What Can Teachers and Students Teach Us About Project Based Learning?

This question has almost innumerable answers. So many teachers and students have been/are in a class where project-based learning was the primary/only form of learning. PBL has had so many successes that it's very hard for today's teachers to ignore it. It is a way of making the classroom more fun and educational. Many people are unsure just how to incorporate this form of learning into their classrooms. In this post, I will discuss some sources that helped me understand this. The first is an article titled Seven Essentials for Project-Based Learning. This article discusses ways to effectively incorporate project-based learning into your classroom. A few of the biggest points include providing a driving question, allowing the student to have a say in the project, and providing feedback and revision.

The video Project-Based Learning for Teachers is a neatly created way of further explaining why project-based learning is so important and useful. One of the main points the video points out is that project-based learning teaches students the four C's: collaboration skills, communication skills, critical thinkning skills, and career and life skills.
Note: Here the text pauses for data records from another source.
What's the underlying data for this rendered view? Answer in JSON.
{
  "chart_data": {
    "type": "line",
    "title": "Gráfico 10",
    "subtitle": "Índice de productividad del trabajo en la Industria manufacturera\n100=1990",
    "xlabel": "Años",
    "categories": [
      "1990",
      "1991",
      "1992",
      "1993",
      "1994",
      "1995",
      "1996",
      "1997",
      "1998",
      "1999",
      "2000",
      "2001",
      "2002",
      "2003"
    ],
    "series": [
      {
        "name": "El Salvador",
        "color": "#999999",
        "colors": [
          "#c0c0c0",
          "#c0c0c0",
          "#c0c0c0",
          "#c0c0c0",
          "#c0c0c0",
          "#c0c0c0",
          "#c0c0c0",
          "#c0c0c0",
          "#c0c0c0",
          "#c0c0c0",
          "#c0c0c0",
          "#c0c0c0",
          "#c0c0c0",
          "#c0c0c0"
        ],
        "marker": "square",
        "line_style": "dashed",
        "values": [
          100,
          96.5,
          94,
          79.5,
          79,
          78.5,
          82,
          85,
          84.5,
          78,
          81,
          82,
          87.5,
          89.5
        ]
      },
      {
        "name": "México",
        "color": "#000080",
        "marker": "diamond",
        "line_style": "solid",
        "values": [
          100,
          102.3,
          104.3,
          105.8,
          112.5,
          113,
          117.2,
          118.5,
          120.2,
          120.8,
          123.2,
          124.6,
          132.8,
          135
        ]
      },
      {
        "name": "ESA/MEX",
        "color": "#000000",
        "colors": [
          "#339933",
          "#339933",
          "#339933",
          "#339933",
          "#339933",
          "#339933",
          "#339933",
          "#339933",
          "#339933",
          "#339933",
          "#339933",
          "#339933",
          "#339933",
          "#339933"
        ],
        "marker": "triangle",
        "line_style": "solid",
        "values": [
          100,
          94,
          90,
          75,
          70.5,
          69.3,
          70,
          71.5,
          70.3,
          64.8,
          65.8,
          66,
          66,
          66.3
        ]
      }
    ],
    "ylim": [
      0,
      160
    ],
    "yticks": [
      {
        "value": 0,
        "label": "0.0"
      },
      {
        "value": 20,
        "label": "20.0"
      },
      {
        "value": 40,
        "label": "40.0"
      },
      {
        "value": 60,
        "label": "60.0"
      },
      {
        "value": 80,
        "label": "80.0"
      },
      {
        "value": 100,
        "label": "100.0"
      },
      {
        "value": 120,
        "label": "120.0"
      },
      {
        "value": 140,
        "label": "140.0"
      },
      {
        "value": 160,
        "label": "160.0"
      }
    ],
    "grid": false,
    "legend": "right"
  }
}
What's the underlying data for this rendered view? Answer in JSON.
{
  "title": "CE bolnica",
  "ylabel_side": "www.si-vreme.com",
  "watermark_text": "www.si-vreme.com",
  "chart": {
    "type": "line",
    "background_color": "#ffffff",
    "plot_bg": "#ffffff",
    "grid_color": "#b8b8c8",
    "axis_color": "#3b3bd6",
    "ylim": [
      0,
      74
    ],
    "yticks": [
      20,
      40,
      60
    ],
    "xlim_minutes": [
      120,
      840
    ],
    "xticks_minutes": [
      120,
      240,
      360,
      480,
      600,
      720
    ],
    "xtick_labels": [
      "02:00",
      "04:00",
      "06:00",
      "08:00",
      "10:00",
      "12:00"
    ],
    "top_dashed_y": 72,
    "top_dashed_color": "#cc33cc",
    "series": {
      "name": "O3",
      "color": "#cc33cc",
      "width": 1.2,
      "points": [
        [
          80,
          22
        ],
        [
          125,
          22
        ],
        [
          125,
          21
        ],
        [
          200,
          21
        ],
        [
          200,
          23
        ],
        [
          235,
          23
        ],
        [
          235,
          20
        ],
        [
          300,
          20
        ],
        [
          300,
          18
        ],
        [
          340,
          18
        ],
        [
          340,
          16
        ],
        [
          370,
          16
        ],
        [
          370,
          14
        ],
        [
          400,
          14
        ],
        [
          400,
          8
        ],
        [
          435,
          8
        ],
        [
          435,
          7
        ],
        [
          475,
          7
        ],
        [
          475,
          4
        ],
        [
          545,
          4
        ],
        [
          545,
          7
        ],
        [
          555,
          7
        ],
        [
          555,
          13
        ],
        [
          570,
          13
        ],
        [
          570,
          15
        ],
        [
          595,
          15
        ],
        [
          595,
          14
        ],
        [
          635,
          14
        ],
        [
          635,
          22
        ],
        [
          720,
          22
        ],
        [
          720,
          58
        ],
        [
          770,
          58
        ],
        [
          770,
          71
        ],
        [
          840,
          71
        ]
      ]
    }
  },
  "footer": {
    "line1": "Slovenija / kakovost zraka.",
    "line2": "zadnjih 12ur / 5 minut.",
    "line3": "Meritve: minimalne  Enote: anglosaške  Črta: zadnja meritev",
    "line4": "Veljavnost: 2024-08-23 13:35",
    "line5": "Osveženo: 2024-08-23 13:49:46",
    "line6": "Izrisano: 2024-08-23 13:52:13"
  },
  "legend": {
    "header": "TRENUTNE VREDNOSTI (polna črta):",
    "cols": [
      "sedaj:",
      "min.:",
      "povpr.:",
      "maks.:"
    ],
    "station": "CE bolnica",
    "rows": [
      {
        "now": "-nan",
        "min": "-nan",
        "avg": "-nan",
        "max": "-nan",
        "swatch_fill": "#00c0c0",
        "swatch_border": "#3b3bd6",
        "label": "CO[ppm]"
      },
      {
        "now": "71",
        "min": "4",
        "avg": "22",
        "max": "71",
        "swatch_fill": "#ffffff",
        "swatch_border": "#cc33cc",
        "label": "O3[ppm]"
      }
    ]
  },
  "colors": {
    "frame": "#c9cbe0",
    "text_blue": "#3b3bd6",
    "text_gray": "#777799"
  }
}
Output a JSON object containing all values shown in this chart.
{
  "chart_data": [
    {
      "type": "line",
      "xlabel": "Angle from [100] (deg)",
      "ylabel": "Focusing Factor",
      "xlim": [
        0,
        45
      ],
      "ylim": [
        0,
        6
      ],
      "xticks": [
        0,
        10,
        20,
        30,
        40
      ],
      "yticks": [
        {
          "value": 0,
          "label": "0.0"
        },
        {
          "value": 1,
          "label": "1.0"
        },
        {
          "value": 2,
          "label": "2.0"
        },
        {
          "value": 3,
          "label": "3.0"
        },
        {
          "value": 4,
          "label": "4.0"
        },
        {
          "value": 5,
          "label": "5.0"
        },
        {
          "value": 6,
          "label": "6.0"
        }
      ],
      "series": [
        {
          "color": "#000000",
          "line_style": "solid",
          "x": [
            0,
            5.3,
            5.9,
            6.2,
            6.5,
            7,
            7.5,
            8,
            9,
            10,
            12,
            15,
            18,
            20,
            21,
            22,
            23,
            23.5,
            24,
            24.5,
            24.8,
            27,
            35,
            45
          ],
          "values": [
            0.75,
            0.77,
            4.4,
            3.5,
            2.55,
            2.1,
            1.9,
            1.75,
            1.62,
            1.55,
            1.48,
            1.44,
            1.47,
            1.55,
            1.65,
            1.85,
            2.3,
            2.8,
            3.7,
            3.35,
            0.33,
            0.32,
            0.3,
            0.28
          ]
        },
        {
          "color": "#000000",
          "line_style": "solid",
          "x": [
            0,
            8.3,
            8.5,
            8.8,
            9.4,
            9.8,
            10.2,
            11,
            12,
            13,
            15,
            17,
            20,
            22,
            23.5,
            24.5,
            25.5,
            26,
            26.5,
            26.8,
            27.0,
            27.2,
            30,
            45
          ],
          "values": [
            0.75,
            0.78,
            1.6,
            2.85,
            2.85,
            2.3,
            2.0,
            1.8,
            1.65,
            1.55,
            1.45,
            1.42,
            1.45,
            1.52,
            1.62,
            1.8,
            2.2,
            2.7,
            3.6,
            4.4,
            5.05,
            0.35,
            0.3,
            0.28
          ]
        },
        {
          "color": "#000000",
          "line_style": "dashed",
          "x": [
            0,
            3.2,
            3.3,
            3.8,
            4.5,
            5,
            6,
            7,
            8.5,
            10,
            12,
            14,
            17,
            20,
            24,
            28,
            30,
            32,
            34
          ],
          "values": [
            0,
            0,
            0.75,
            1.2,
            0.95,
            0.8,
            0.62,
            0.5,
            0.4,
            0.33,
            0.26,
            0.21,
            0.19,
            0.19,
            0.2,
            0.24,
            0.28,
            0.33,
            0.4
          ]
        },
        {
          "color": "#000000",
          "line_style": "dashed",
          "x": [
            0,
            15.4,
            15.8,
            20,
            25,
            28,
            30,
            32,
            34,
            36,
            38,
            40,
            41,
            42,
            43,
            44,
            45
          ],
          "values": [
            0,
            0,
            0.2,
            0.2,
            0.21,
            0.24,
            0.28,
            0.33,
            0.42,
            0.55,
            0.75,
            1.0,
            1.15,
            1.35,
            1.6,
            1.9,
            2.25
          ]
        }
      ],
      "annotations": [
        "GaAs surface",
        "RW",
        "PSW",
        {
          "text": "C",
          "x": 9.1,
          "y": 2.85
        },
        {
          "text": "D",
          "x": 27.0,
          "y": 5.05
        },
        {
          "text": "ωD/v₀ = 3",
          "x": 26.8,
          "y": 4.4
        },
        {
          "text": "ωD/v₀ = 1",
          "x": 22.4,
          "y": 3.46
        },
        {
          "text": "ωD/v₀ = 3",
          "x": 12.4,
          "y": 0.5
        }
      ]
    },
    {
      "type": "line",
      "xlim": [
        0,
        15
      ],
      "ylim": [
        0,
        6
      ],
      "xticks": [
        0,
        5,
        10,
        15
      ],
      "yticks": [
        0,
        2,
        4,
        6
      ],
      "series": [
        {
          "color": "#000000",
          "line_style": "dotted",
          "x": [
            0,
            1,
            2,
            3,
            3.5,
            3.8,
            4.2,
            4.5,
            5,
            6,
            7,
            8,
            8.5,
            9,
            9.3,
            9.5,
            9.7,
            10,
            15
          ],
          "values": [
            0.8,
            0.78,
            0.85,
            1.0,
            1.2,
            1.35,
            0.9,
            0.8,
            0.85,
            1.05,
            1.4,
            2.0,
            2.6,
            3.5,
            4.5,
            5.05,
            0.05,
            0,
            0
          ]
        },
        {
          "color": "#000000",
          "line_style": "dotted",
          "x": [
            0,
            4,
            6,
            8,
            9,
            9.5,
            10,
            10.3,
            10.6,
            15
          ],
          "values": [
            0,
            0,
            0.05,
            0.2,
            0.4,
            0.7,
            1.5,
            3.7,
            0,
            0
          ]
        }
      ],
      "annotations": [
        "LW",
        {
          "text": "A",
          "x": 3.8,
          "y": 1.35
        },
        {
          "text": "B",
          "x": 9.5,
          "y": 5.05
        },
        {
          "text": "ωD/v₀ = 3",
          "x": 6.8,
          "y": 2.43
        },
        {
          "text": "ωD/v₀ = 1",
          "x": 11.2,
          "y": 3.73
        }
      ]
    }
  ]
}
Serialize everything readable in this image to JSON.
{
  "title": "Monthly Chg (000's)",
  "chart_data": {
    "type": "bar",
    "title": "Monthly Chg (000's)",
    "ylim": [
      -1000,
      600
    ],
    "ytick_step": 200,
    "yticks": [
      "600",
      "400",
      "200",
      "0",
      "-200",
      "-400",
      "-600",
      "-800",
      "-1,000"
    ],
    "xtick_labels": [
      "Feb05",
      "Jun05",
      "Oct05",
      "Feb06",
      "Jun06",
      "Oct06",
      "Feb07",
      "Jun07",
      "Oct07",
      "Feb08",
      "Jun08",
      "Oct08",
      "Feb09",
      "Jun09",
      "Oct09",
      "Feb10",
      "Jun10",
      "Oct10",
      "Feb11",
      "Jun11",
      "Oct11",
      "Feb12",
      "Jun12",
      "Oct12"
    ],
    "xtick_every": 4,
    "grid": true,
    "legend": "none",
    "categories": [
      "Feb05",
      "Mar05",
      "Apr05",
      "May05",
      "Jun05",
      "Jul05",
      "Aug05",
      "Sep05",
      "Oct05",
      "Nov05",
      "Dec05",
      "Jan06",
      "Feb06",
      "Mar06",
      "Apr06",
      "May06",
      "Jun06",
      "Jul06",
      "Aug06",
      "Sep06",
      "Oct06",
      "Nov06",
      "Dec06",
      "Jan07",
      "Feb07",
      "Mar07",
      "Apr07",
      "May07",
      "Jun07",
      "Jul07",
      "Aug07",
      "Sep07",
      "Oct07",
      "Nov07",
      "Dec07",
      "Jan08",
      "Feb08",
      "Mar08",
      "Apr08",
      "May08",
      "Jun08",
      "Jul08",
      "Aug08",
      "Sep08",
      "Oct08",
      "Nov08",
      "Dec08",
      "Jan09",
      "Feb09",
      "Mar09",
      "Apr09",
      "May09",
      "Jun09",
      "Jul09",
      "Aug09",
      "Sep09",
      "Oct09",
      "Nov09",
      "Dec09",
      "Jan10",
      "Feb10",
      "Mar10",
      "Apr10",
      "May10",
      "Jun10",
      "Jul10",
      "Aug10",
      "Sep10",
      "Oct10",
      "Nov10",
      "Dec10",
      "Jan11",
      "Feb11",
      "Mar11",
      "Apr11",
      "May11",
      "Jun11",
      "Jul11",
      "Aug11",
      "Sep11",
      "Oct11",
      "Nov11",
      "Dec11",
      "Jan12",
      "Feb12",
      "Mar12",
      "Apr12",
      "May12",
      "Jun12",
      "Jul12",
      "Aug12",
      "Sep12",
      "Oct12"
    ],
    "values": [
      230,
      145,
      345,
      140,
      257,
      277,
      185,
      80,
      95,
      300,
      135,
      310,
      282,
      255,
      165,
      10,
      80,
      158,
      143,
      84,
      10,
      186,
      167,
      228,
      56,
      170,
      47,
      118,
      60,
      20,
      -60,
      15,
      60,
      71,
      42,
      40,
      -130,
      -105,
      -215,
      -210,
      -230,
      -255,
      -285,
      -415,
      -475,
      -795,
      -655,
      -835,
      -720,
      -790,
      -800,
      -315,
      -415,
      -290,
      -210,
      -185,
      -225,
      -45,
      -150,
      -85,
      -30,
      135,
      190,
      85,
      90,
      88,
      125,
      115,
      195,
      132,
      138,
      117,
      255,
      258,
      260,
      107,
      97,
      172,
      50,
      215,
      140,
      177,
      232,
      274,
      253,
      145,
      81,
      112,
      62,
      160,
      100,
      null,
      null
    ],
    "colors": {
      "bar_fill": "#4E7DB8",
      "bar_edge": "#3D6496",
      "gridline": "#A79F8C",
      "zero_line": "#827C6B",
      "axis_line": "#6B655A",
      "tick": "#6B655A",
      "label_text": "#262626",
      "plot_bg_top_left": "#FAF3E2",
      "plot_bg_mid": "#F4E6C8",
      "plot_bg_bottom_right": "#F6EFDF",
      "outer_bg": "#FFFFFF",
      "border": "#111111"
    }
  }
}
These skills are vital for students to understand and use because they are skills they will need beyond school.

PBL: What motivates students today is an adorable, funny, and eye opening video featuring several students talking about what motivates them in school. First they talk about what motivates them in general, and then they were prompted to talk about how their teachers motivates them. They talked about things all the way from clip charts to food reinforcement. This type of motivation is key when using project-based learning in the classroom.

Teacher helping student


Ten Sites Supporting Digital Classroom Collaboration In Project Based Learning is a very resourceful website that list 10 websites that would be very handy in a classroom using project-based learning. My favorite website this blog mentions is Lino. The blog explains this website best:

"Imagine an electronic classroom display board. One that could leave the classroom and be visible on any computer screen anywhere. Now, dream about the ability to create it in minutes using multi-color post it notes, pictures, drawings, web links, and even videos. Better yet… kids can contribute by being given a URL… no login needed! Best of all it is fast, easy to use, and dependable."

This is definitely a website I will use in my future classroom.

In the video, Students solve old problem with new ketchup cap, shows us to very creative high school seniors who created a new cap to install in ketchup bottles to avoid the watery substance that often comes out. This genius creation was done at their school, which would not have been possible if the teacher had not provided the kind of environment to do so. This is exactly what the outcome of project-based learning should look like.

2 comments:

  1. The ten sites source is definitely a good one to save for a future classroom! It had had tools that would be great to use in a classroom. I agree with you that the ketchup bottle cap is what project based learning should look like. The students were able to do a project that they were interested in and gave them a chance to learn different things from it.